Performance Compensation

  • LNZA’s director equity is time-based RSUs under the standard plan; no performance metrics are disclosed for director awards. Ms. Frizzley’s Engagement Agreement does not disclose equity grants; no RSUs/options for her are disclosed to date.

Other Directorships & Interlocks

  • Current public board: Akoustis (AKTS) with Audit and Compensation Committee seats; no AKTS–LNZA related-party transactions disclosed in her AKTS appointment.
  • LNZA confirms no related-party transactions requiring disclosure for her appointment at LNZA.

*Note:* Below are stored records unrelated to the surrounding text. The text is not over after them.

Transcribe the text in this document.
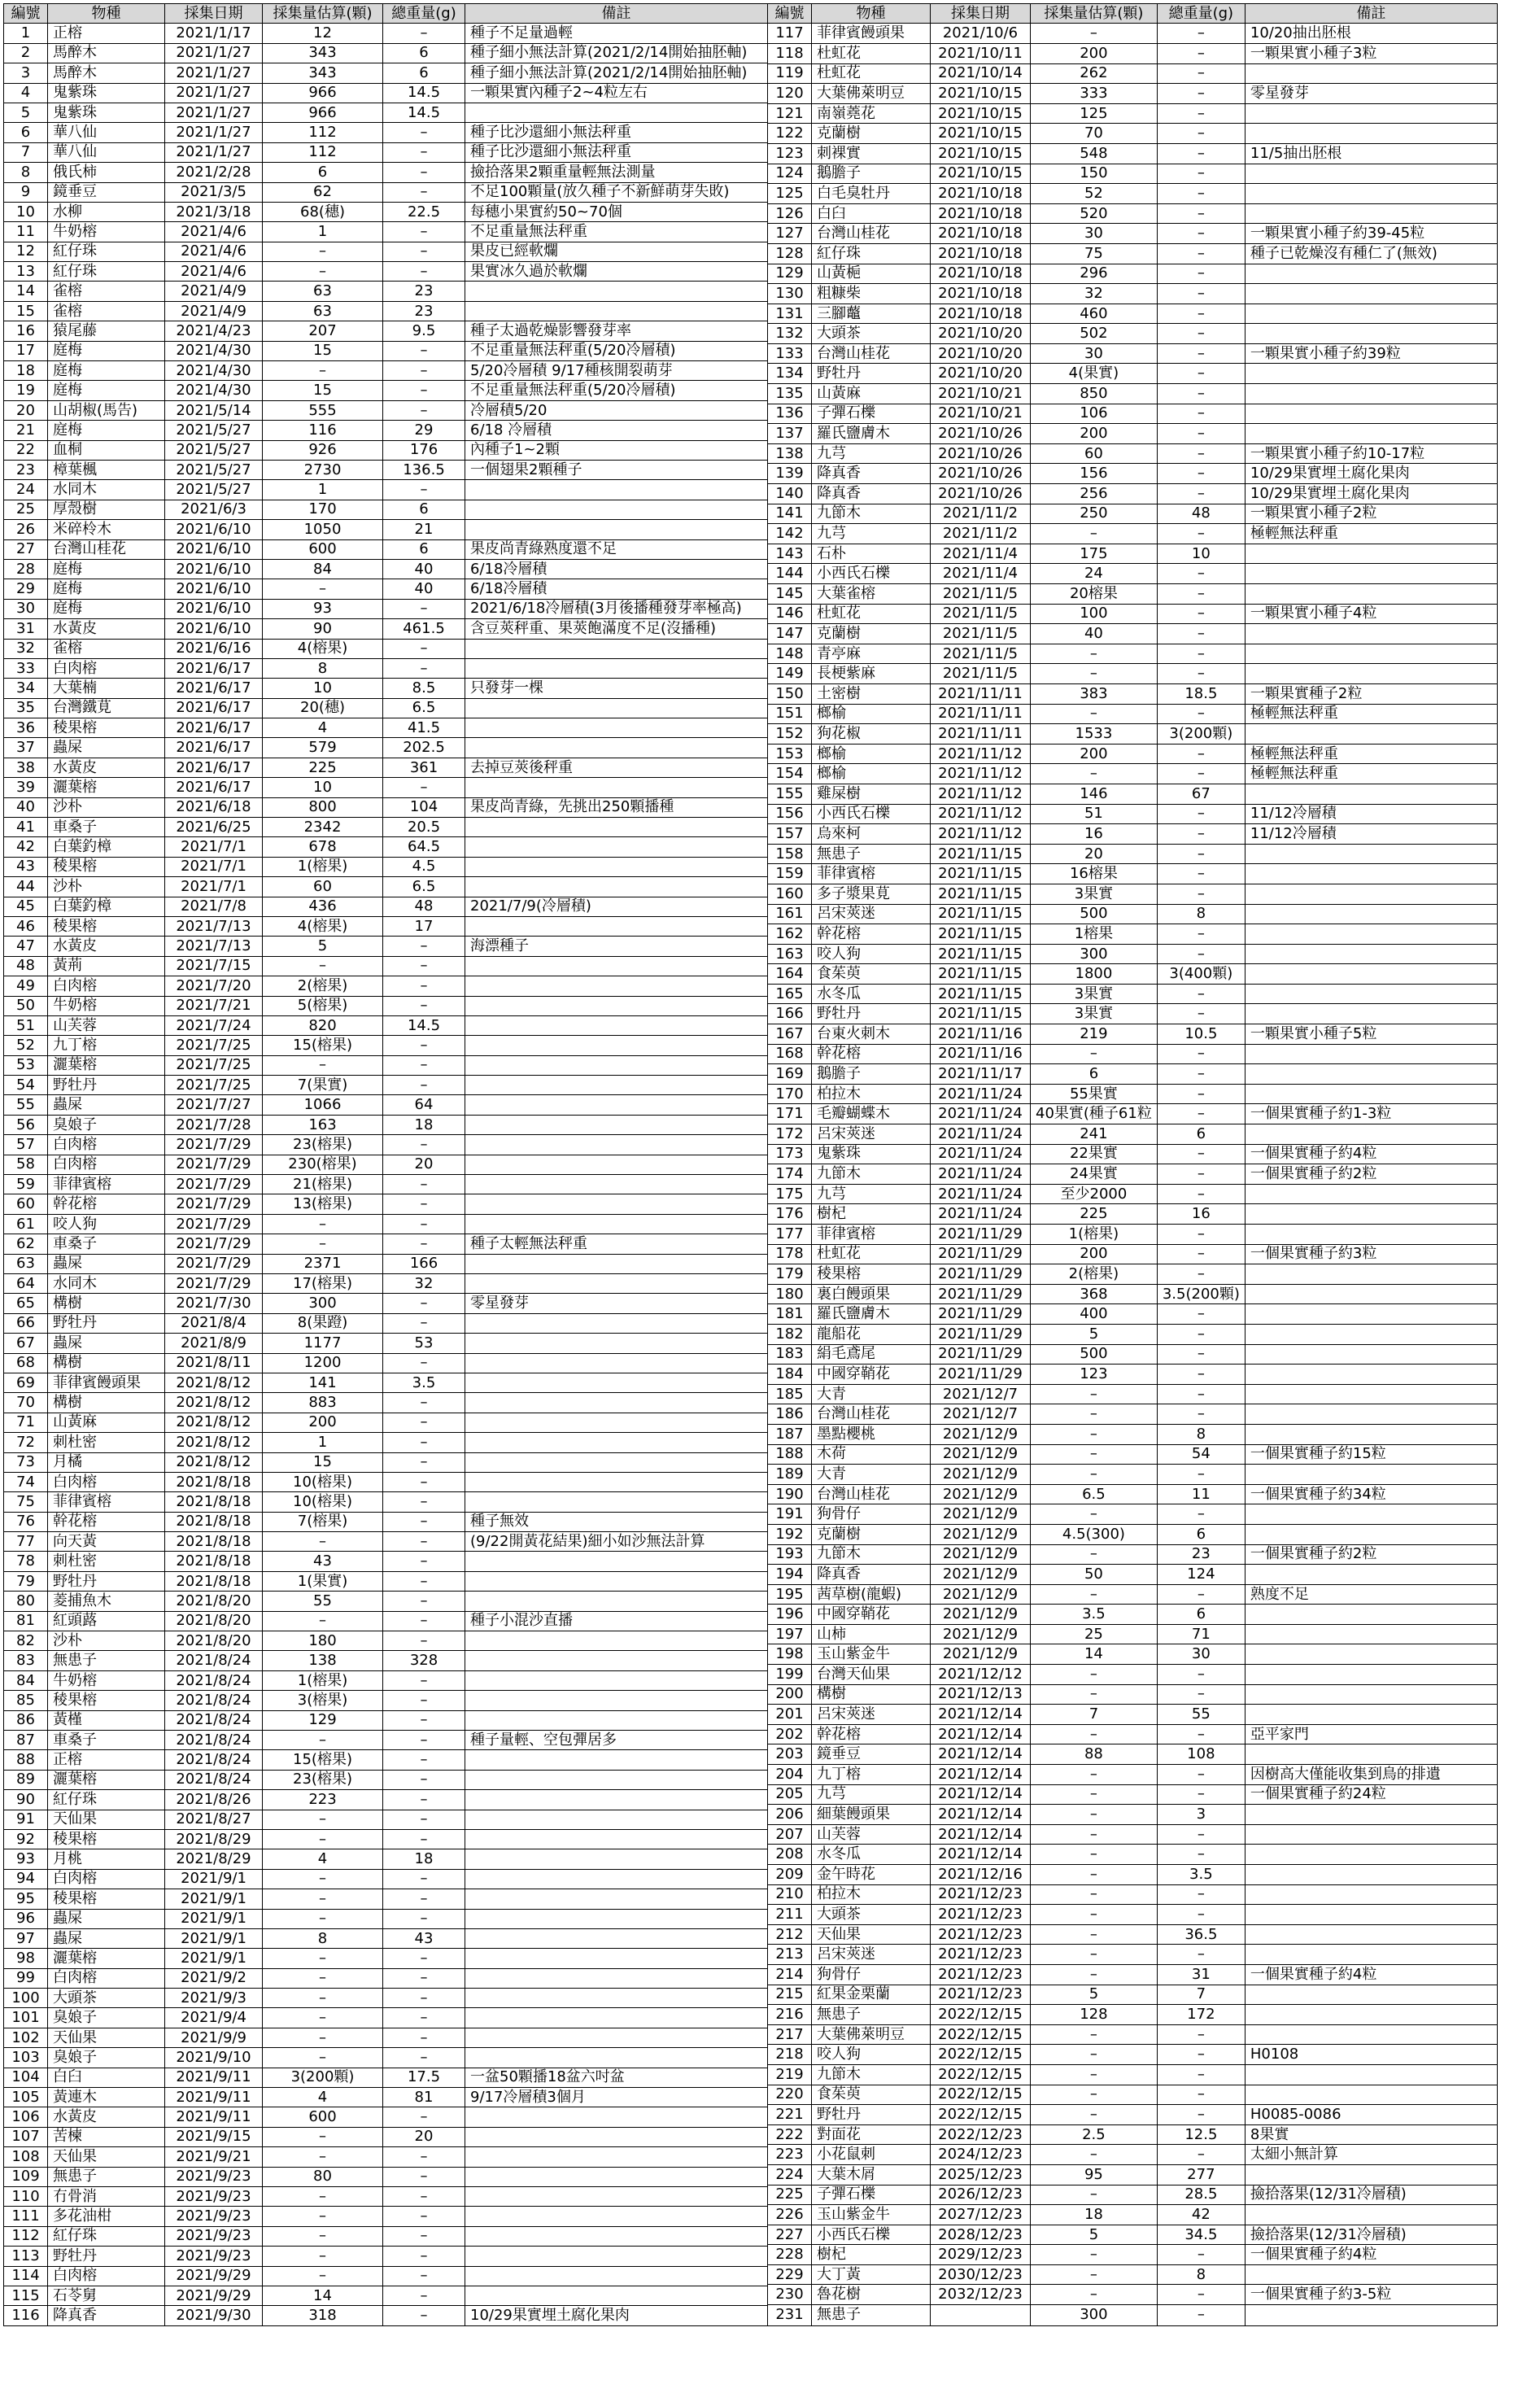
編號	物種	採集日期	採集量估算(顆)	總重量(g)	備註
1	正榕	2021/1/17	12	–	種子不足量過輕
2	馬醉木	2021/1/27	343	6	種子細小無法計算(2021/2/14開始抽胚軸)
3	馬醉木	2021/1/27	343	6	種子細小無法計算(2021/2/14開始抽胚軸)
4	鬼紫珠	2021/1/27	966	14.5	一顆果實內種子2~4粒左右
5	鬼紫珠	2021/1/27	966	14.5	
6	華八仙	2021/1/27	112	–	種子比沙還細小無法秤重
7	華八仙	2021/1/27	112	–	種子比沙還細小無法秤重
8	俄氏柿	2021/2/28	6	–	撿拾落果2顆重量輕無法測量
9	鏡垂豆	2021/3/5	62	–	不足100顆量(放久種子不新鮮萌芽失敗)
10	水柳	2021/3/18	68(穗)	22.5	每穗小果實約50~70個
11	牛奶榕	2021/4/6	1	–	不足重量無法秤重
12	紅仔珠	2021/4/6	–	–	果皮已經軟爛
13	紅仔珠	2021/4/6	–	–	果實冰久過於軟爛
14	雀榕	2021/4/9	63	23	
15	雀榕	2021/4/9	63	23	
16	猿尾藤	2021/4/23	207	9.5	種子太過乾燥影響發芽率
17	庭梅	2021/4/30	15	–	不足重量無法秤重(5/20冷層積)
18	庭梅	2021/4/30	–	–	5/20冷層積 9/17種核開裂萌芽
19	庭梅	2021/4/30	15	–	不足重量無法秤重(5/20冷層積)
20	山胡椒(馬告)	2021/5/14	555	–	冷層積5/20
21	庭梅	2021/5/27	116	29	6/18 冷層積
22	血桐	2021/5/27	926	176	內種子1~2顆
23	樟葉楓	2021/5/27	2730	136.5	一個翅果2顆種子
24	水同木	2021/5/27	1	–	
25	厚殼樹	2021/6/3	170	6	
26	米碎柃木	2021/6/10	1050	21	
27	台灣山桂花	2021/6/10	600	6	果皮尚青綠熟度還不足
28	庭梅	2021/6/10	84	40	6/18冷層積
29	庭梅	2021/6/10	–	40	6/18冷層積
30	庭梅	2021/6/10	93	–	2021/6/18冷層積(3月後播種發芽率極高)
31	水黃皮	2021/6/10	90	461.5	含豆莢秤重、果莢飽滿度不足(沒播種)
32	雀榕	2021/6/16	4(榕果)	–	
33	白肉榕	2021/6/17	8	–	
34	大葉楠	2021/6/17	10	8.5	只發芽一棵
35	台灣鐵莧	2021/6/17	20(穗)	6.5	
36	稜果榕	2021/6/17	4	41.5	
37	蟲屎	2021/6/17	579	202.5	
38	水黃皮	2021/6/17	225	361	去掉豆莢後秤重
39	灑葉榕	2021/6/17	10	–	
40	沙朴	2021/6/18	800	104	果皮尚青綠，先挑出250顆播種
41	車桑子	2021/6/25	2342	20.5	
42	白葉釣樟	2021/7/1	678	64.5	
43	稜果榕	2021/7/1	1(榕果)	4.5	
44	沙朴	2021/7/1	60	6.5	
45	白葉釣樟	2021/7/8	436	48	2021/7/9(冷層積)
46	稜果榕	2021/7/13	4(榕果)	17	
47	水黃皮	2021/7/13	5	–	海漂種子
48	黃荊	2021/7/15	–	–	
49	白肉榕	2021/7/20	2(榕果)	–	
50	牛奶榕	2021/7/21	5(榕果)	–	
51	山芙蓉	2021/7/24	820	14.5	
52	九丁榕	2021/7/25	15(榕果)	–	
53	灑葉榕	2021/7/25	–	–	
54	野牡丹	2021/7/25	7(果實)	–	
55	蟲屎	2021/7/27	1066	64	
56	臭娘子	2021/7/28	163	18	
57	白肉榕	2021/7/29	23(榕果)	–	
58	白肉榕	2021/7/29	230(榕果)	20	
59	菲律賓榕	2021/7/29	21(榕果)	–	
60	幹花榕	2021/7/29	13(榕果)	–	
61	咬人狗	2021/7/29	–	–	
62	車桑子	2021/7/29	–	–	種子太輕無法秤重
63	蟲屎	2021/7/29	2371	166	
64	水同木	2021/7/29	17(榕果)	32	
65	構樹	2021/7/30	300	–	零星發芽
66	野牡丹	2021/8/4	8(果蹬)	–	
67	蟲屎	2021/8/9	1177	53	
68	構樹	2021/8/11	1200	–	
69	菲律賓饅頭果	2021/8/12	141	3.5	
70	構樹	2021/8/12	883	–	
71	山黃麻	2021/8/12	200	–	
72	刺杜密	2021/8/12	1	–	
73	月橘	2021/8/12	15	–	
74	白肉榕	2021/8/18	10(榕果)	–	
75	菲律賓榕	2021/8/18	10(榕果)	–	
76	幹花榕	2021/8/18	7(榕果)	–	種子無效
77	向天黃	2021/8/18	–	–	(9/22開黃花結果)細小如沙無法計算
78	刺杜密	2021/8/18	43	–	
79	野牡丹	2021/8/18	1(果實)	–	
80	菱捕魚木	2021/8/20	55	–	
81	紅頭蕗	2021/8/20	–	–	種子小混沙直播
82	沙朴	2021/8/20	180	–	
83	無患子	2021/8/24	138	328	
84	牛奶榕	2021/8/24	1(榕果)	–	
85	稜果榕	2021/8/24	3(榕果)	–	
86	黃槿	2021/8/24	129	–	
87	車桑子	2021/8/24	–	–	種子量輕、空包彈居多
88	正榕	2021/8/24	15(榕果)	–	
89	灑葉榕	2021/8/24	23(榕果)	–	
90	紅仔珠	2021/8/26	223	–	
91	天仙果	2021/8/27	–	–	
92	稜果榕	2021/8/29	–	–	
93	月桃	2021/8/29	4	18	
94	白肉榕	2021/9/1	–	–	
95	稜果榕	2021/9/1	–	–	
96	蟲屎	2021/9/1	–	–	
97	蟲屎	2021/9/1	8	43	
98	灑葉榕	2021/9/1	–	–	
99	白肉榕	2021/9/2	–	–	
100	大頭茶	2021/9/3	–	–	
101	臭娘子	2021/9/4	–	–	
102	天仙果	2021/9/9	–	–	
103	臭娘子	2021/9/10	–	–	
104	白臼	2021/9/11	3(200顆)	17.5	一盆50顆播18盆六吋盆
105	黃連木	2021/9/11	4	81	9/17冷層積3個月
106	水黃皮	2021/9/11	600	–	
107	苦楝	2021/9/15	–	20	
108	天仙果	2021/9/21	–	–	
109	無患子	2021/9/23	80	–	
110	冇骨消	2021/9/23	–	–	
111	多花油柑	2021/9/23	–	–	
112	紅仔珠	2021/9/23	–	–	
113	野牡丹	2021/9/23	–	–	
114	白肉榕	2021/9/29	–	–	
115	石苓舅	2021/9/29	14	–	
116	降真香	2021/9/30	318	–	10/29果實埋土腐化果肉
編號	物種	採集日期	採集量估算(顆)	總重量(g)	備註
117	菲律賓饅頭果	2021/10/6	–	–	10/20抽出胚根
118	杜虹花	2021/10/11	200	–	一顆果實小種子3粒
119	杜虹花	2021/10/14	262	–	
120	大葉佛萊明豆	2021/10/15	333	–	零星發芽
121	南嶺蕘花	2021/10/15	125	–	
122	克蘭樹	2021/10/15	70	–	
123	刺裸實	2021/10/15	548	–	11/5抽出胚根
124	鵝膽子	2021/10/15	150	–	
125	白毛臭牡丹	2021/10/18	52	–	
126	白臼	2021/10/18	520	–	
127	台灣山桂花	2021/10/18	30	–	一顆果實小種子約39-45粒
128	紅仔珠	2021/10/18	75	–	種子已乾燥沒有種仁了(無效)
129	山黃梔	2021/10/18	296	–	
130	粗糠柴	2021/10/18	32	–	
131	三腳虌	2021/10/18	460	–	
132	大頭茶	2021/10/20	502	–	
133	台灣山桂花	2021/10/20	30	–	一顆果實小種子約39粒
134	野牡丹	2021/10/20	4(果實)	–	
135	山黃麻	2021/10/21	850	–	
136	子彈石櫟	2021/10/21	106	–	
137	羅氏鹽膚木	2021/10/26	200	–	
138	九芎	2021/10/26	60	–	一顆果實小種子約10-17粒
139	降真香	2021/10/26	156	–	10/29果實埋土腐化果肉
140	降真香	2021/10/26	256	–	10/29果實埋土腐化果肉
141	九節木	2021/11/2	250	48	一顆果實小種子2粒
142	九芎	2021/11/2	–	–	極輕無法秤重
143	石朴	2021/11/4	175	10	
144	小西氏石櫟	2021/11/4	24	–	
145	大葉雀榕	2021/11/5	20榕果	–	
146	杜虹花	2021/11/5	100	–	一顆果實小種子4粒
147	克蘭樹	2021/11/5	40	–	
148	青亭麻	2021/11/5	–	–	
149	長梗紫麻	2021/11/5	–	–	
150	土密樹	2021/11/11	383	18.5	一顆果實種子2粒
151	榔榆	2021/11/11	–	–	極輕無法秤重
152	狗花椒	2021/11/11	1533	3(200顆)	
153	榔榆	2021/11/12	200	–	極輕無法秤重
154	榔榆	2021/11/12	–	–	極輕無法秤重
155	雞屎樹	2021/11/12	146	67	
156	小西氏石櫟	2021/11/12	51	–	11/12冷層積
157	烏來柯	2021/11/12	16	–	11/12冷層積
158	無患子	2021/11/15	20	–	
159	菲律賓榕	2021/11/15	16榕果	–	
160	多子漿果莧	2021/11/15	3果實	–	
161	呂宋莢迷	2021/11/15	500	8	
162	幹花榕	2021/11/15	1榕果	–	
163	咬人狗	2021/11/15	300	–	
164	食茱萸	2021/11/15	1800	3(400顆)	
165	水冬瓜	2021/11/15	3果實	–	
166	野牡丹	2021/11/15	3果實	–	
167	台東火刺木	2021/11/16	219	10.5	一顆果實小種子5粒
168	幹花榕	2021/11/16	–	–	
169	鵝膽子	2021/11/17	6	–	
170	柏拉木	2021/11/24	55果實	–	
171	毛瓣蝴蝶木	2021/11/24	40果實(種子61粒	–	一個果實種子約1-3粒
172	呂宋莢迷	2021/11/24	241	6	
173	鬼紫珠	2021/11/24	22果實	–	一個果實種子約4粒
174	九節木	2021/11/24	24果實	–	一個果實種子約2粒
175	九芎	2021/11/24	至少2000	–	
176	樹杞	2021/11/24	225	16	
177	菲律賓榕	2021/11/29	1(榕果)	–	
178	杜虹花	2021/11/29	200	–	一個果實種子約3粒
179	稜果榕	2021/11/29	2(榕果)	–	
180	裏白饅頭果	2021/11/29	368	3.5(200顆)	
181	羅氏鹽膚木	2021/11/29	400	–	
182	龍船花	2021/11/29	5	–	
183	絹毛鳶尾	2021/11/29	500	–	
184	中國穿鞘花	2021/11/29	123	–	
185	大青	2021/12/7	–	–	
186	台灣山桂花	2021/12/7	–	–	
187	墨點櫻桃	2021/12/9	–	8	
188	木荷	2021/12/9	–	54	一個果實種子約15粒
189	大青	2021/12/9	–	–	
190	台灣山桂花	2021/12/9	6.5	11	一個果實種子約34粒
191	狗骨仔	2021/12/9	–	–	
192	克蘭樹	2021/12/9	4.5(300)	6	
193	九節木	2021/12/9	–	23	一個果實種子約2粒
194	降真香	2021/12/9	50	124	
195	茜草樹(龍蝦)	2021/12/9	–	–	熟度不足
196	中國穿鞘花	2021/12/9	3.5	6	
197	山柿	2021/12/9	25	71	
198	玉山紫金牛	2021/12/9	14	30	
199	台灣天仙果	2021/12/12	–	–	
200	構樹	2021/12/13	–	–	
201	呂宋莢迷	2021/12/14	7	55	
202	幹花榕	2021/12/14	–	–	亞平家門
203	鏡垂豆	2021/12/14	88	108	
204	九丁榕	2021/12/14	–	–	因樹高大僅能收集到鳥的排遺
205	九芎	2021/12/14	–	–	一個果實種子約24粒
206	細葉饅頭果	2021/12/14	–	3	
207	山芙蓉	2021/12/14	–	–	
208	水冬瓜	2021/12/14	–	–	
209	金午時花	2021/12/16	–	3.5	
210	柏拉木	2021/12/23	–	–	
211	大頭茶	2021/12/23	–	–	
212	天仙果	2021/12/23	–	36.5	
213	呂宋莢迷	2021/12/23	–	–	
214	狗骨仔	2021/12/23	–	31	一個果實種子約4粒
215	紅果金栗蘭	2021/12/23	5	7	
216	無患子	2022/12/15	128	172	
217	大葉佛萊明豆	2022/12/15	–	–	
218	咬人狗	2022/12/15	–	–	H0108
219	九節木	2022/12/15	–	–	
220	食茱萸	2022/12/15	–	–	
221	野牡丹	2022/12/15	–	–	H0085-0086
222	對面花	2022/12/23	2.5	12.5	8果實
223	小花鼠刺	2024/12/23	–	–	太細小無計算
224	大葉木屑	2025/12/23	95	277	
225	子彈石櫟	2026/12/23	–	28.5	撿拾落果(12/31冷層積)
226	玉山紫金牛	2027/12/23	18	42	
227	小西氏石櫟	2028/12/23	5	34.5	撿拾落果(12/31冷層積)
228	樹杞	2029/12/23	–	–	一個果實種子約4粒
229	大丁黃	2030/12/23	–	8	
230	魯花樹	2032/12/23	–	–	一個果實種子約3-5粒
231	無患子		300	–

Expertise & Qualifications

  • Governance and restructuring specialist with experience advising boards during “transformative moments” (transactions, strategy, governance). Legal background (corporate finance/restructuring). LNZA cites her “extensive experience in transformative and strategic solutions for companies” as qualification.

Equity Ownership

MetricValueAs-ofSource
Common shares beneficially ownedNot listed (no shares reported next to her name)May 20, 2025
% of common outstandingMay 20, 2025
Hedging/pledgingCompany policy prohibits hedging, shorting, pledging, and margin purchases by directorsPolicy in effect as of filings

Governance Assessment

  • Positives

    • Independent director with deep governance/restructuring expertise; independence reaffirmed by the Board upon appointment.
    • Clear separation from key gatekeeper committees (Audit/Comp/NomGov) may mitigate conflict optics while she serves under a special engagement; participates on Strategic Committee aligned with her expertise.
    • Strong governance policies: lead independent director structure; independent-only sessions; anti-hedging/pledging policy.
  • Watch items / potential red flags

    • Compensation structure deviates from LNZA’s standard director program: $40,000/month cash plus $7,500 per diem for out-of-scope activities resembles consulting engagement; may raise independence optics versus equity-aligned, at-risk compensation typical for directors (though Board affirmed independence). Monitor scope creep, duration, and any renewals.
    • Ownership alignment appears limited as no common stock was reported for Ms. Frizzley as of May 20, 2025, and no LNZA equity awards disclosed to her under the Engagement Agreement, reducing “skin-in-the-game” alignment typical of time-vested director RSUs.
    • Multiple board commitments (including AKTS) require monitoring for bandwidth/attendance; LNZA’s 2024 attendance culture is solid, but Ms. Frizzley joined in 2025 (no attendance history yet at LNZA).
  • Conflicts/related party

    • LNZA’s appointment 8-K states no related-party transactions requiring Item 404(a) disclosure; AKTS appointment likewise disclosed no such interests. Continue monitoring for transactions with entities where she serves.